JayjeetAtGithub commented on pull request #10431:
URL: https://github.com/apache/arrow/pull/10431#issuecomment-891525546


   Thanks @westonpace for sharing your thoughts.
   
   > So here is my current understanding. Let me know if this seems off. There 
are two pieces to this.
   > 
   > There is a ceph object class (called Skyhook?) which processes scan tasks 
and lives in a "contrib" directory.
   > 
   > There is a fragment / file format for Arrow that understands how to send 
scan requests to a ceph storage server in the skyhook format.
   > 
   That is correct.
   
   > These two components aren't tightly coupled. The only source of agreement 
is the Arrow columnar format and this flatbuffers file. So for example (these 
are thought exercises, not things that will necessarily ever happen):
   > 
   > * Ceph could be running an older version of Skyhook built with Arrow 
version X and the dataset client could be running a newer version of Arrow 
version X+N.
   
   Yeah, this could happen.
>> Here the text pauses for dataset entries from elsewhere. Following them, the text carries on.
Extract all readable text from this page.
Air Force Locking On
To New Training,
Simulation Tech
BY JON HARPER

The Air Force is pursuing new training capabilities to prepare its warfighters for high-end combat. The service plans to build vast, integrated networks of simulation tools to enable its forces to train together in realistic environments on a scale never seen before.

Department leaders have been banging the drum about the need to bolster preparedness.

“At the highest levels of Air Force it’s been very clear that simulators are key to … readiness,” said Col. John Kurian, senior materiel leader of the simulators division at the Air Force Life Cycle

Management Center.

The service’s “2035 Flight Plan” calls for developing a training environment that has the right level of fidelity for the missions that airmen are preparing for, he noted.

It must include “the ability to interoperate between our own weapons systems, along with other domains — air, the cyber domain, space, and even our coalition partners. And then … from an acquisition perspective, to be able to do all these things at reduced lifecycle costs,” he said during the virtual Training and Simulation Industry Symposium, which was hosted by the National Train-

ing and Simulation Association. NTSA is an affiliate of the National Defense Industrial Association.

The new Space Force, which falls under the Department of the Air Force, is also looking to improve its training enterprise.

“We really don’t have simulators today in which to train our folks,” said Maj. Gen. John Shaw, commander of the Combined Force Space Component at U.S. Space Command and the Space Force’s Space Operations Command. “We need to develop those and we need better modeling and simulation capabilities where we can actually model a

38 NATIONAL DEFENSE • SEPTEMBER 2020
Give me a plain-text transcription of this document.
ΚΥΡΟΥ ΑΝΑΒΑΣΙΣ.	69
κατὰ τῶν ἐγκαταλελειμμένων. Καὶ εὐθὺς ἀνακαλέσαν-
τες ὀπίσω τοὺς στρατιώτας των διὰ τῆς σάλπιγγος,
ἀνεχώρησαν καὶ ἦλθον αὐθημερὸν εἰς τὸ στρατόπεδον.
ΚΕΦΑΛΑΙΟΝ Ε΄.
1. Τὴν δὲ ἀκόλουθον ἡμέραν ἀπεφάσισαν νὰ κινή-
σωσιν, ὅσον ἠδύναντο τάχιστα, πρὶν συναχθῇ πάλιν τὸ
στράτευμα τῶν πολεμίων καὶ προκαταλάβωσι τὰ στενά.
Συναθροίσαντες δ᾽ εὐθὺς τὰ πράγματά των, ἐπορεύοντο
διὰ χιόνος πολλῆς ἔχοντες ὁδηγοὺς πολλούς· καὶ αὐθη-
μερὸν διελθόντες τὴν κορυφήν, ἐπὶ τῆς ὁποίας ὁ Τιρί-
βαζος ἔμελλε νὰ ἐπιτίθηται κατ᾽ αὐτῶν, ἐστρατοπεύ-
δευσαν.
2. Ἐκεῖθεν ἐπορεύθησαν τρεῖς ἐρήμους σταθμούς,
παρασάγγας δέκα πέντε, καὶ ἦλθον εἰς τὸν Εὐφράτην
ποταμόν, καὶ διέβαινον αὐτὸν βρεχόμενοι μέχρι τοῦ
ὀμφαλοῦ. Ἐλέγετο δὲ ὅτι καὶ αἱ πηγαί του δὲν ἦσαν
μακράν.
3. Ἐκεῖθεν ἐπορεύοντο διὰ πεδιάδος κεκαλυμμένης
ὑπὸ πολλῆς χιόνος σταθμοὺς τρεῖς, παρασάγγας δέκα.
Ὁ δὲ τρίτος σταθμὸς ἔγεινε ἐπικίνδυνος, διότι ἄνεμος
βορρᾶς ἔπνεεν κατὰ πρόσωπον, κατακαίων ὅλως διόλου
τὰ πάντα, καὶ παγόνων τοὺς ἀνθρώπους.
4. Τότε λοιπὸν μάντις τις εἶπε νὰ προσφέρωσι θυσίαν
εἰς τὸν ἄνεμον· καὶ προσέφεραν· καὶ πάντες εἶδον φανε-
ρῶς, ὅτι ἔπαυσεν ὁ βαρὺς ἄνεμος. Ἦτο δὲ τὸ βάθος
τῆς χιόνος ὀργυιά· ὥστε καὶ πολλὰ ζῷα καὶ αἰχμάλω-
In this case, we need to ensure that the storage 
side understand the `ScanRequest` language in which the client sends requests 
and can also the serialize tables in a buffer format understandable/supported 
by the client.
   
   > * Skyhook could switch to some other library entirely in the future and as 
long as it continued to respect the flatbuffers format it would continue to 
work.
   
   Similar as above I guess.
   
   > * A different non-arrow library (or an Arrow implementation in a different 
language) could decide to start sending requests to Skyhook and as long as they 
agreed upon the flatbuffers and arrow columnar format everything would continue 
to work.
   
   Yes, as along as both the client and server agrees upon the same send and 
receive protocol, they should work fine.
   
   > Given the above I think the proper place for this flatbuffers file to live 
is in the same directory as the ceph object class. This flatbuffers file is the 
API for skyhook.
   
   I agree. This is the send API for skyhook.
   
   > Then, for building everything, the make files for that directory could 
produce two artifacts: A ceph object class and a small C++ "client library" 
which is just the output of the flatbuffers compiler.
   > Or you could skip the "client library" step and add an extra build step 
for the datasets module which runs the flatbuffers compiler.
   
   Could you please explain this part a little more?